Fraser followed Damon's lead

In a 25th anniversary oral history for Entertainment Weekly, Mandel recalls being impressed by Fraser's physicality. According to the director, "We liked him because he felt other than everybody else. He was a little taller, a little bigger. He was not Jewish, but he felt 'other than.'" The lead role was obviously coveted by most of the young actors who read for the film, but Mandel believed that, on appearance alone, Fraser would have a more difficult time fitting in than the others.

Still, Fraser had to nail the audition before the filmmakers felt comfortable moving forward with him as David. Per Fraser, this is where his soon-to-be-co-star imbued him with the confidence to play the part.
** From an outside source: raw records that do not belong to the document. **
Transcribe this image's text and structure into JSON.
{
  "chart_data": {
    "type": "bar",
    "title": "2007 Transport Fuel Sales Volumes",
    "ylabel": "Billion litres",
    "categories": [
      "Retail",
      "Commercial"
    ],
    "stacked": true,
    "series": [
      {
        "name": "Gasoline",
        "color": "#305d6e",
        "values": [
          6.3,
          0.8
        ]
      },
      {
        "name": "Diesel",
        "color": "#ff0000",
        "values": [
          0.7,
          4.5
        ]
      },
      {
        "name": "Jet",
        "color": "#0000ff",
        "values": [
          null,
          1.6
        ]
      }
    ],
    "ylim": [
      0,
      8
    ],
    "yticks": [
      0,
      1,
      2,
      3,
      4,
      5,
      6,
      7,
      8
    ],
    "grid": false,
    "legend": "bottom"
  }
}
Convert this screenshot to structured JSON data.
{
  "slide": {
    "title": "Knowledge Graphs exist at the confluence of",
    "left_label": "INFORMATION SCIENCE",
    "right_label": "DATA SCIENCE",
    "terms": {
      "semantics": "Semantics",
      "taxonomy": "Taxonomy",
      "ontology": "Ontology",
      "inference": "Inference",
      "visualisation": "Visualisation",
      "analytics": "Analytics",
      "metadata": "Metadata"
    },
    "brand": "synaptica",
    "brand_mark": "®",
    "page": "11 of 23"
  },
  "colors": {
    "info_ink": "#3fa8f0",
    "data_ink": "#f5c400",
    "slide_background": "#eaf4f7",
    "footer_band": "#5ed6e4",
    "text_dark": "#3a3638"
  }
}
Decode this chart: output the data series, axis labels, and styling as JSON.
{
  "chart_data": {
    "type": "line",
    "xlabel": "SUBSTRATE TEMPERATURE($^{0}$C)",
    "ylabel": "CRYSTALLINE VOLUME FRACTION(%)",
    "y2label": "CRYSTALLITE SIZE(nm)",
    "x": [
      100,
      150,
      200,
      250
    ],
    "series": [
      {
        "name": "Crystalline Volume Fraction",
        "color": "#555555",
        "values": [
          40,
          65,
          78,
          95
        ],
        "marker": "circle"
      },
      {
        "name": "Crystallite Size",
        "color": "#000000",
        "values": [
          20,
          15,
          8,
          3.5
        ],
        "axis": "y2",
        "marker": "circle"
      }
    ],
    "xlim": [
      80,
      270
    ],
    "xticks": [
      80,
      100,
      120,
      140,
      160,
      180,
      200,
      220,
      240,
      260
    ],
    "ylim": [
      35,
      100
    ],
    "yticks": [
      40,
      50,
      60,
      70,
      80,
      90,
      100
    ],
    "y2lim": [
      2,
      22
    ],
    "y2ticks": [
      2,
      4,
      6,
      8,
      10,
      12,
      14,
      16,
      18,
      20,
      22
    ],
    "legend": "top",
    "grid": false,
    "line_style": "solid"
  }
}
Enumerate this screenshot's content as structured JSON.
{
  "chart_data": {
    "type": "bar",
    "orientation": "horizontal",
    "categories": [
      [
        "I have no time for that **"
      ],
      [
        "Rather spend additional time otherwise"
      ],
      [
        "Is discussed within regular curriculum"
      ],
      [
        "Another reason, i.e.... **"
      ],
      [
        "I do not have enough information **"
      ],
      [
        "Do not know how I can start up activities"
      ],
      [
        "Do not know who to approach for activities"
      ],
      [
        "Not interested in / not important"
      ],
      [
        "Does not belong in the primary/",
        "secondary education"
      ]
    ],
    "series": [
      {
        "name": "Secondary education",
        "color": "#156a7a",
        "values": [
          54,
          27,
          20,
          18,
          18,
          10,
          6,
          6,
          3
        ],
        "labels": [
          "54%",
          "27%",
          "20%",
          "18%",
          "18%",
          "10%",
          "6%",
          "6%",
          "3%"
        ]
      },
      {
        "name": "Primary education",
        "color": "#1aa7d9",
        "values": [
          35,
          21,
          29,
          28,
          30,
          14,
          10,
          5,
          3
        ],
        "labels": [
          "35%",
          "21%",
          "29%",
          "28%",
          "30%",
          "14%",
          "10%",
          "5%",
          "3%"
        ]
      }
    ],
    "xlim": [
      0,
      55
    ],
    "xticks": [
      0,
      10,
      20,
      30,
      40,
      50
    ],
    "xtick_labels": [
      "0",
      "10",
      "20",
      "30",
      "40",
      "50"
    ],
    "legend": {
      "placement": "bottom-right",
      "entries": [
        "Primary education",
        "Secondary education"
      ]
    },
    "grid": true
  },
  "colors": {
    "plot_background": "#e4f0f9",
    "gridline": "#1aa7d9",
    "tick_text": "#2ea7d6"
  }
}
"I was wearing an awful shirt by today's standards. I read with Matt Damon. I got the job because of Matt. I believed everything that came out of his mouth. I remember having this moment of thinking, 'Just match [his] pitch. Don't put curlicues on this. Don't swing for the fences.' I felt great after that. I had so much admiration for him."

A box office bomb that launched the stars of tomorrow

"School Ties" received a mixed reception from critics when it hit theaters on September 11, 1992. Though Gene Siskel and Roger Ebert turned their thumbs upward for the film, The New York Times' Janet Maslin and The Los Angeles Times' Peter Rainer found it too tidy and predictable. Audiences gave the movie an "A-" Cinemascore, but Paramount doomed it with a hesitant 500-screen opening. If the plan was to generate positive word-of-mouth, it failed miserably. "School Ties" tanked and was quickly squeezed out of theaters.

The movie finally found its audience on cable, where it became a reliable programmer. Finally, the performances of Fraser, Damon and the rest of the cast were able to shine. "School Ties" may lack for nuance, but its blunt portrayal of antisemitism in the rarefied air of a top prep school proves incredibly effective. And why should a film like this paint in shades of gray when the societal sickness at its core is still rampant today? It's a fine work powered by genuine performances from a bunch of nobodies who became big-time somebodies in very short order.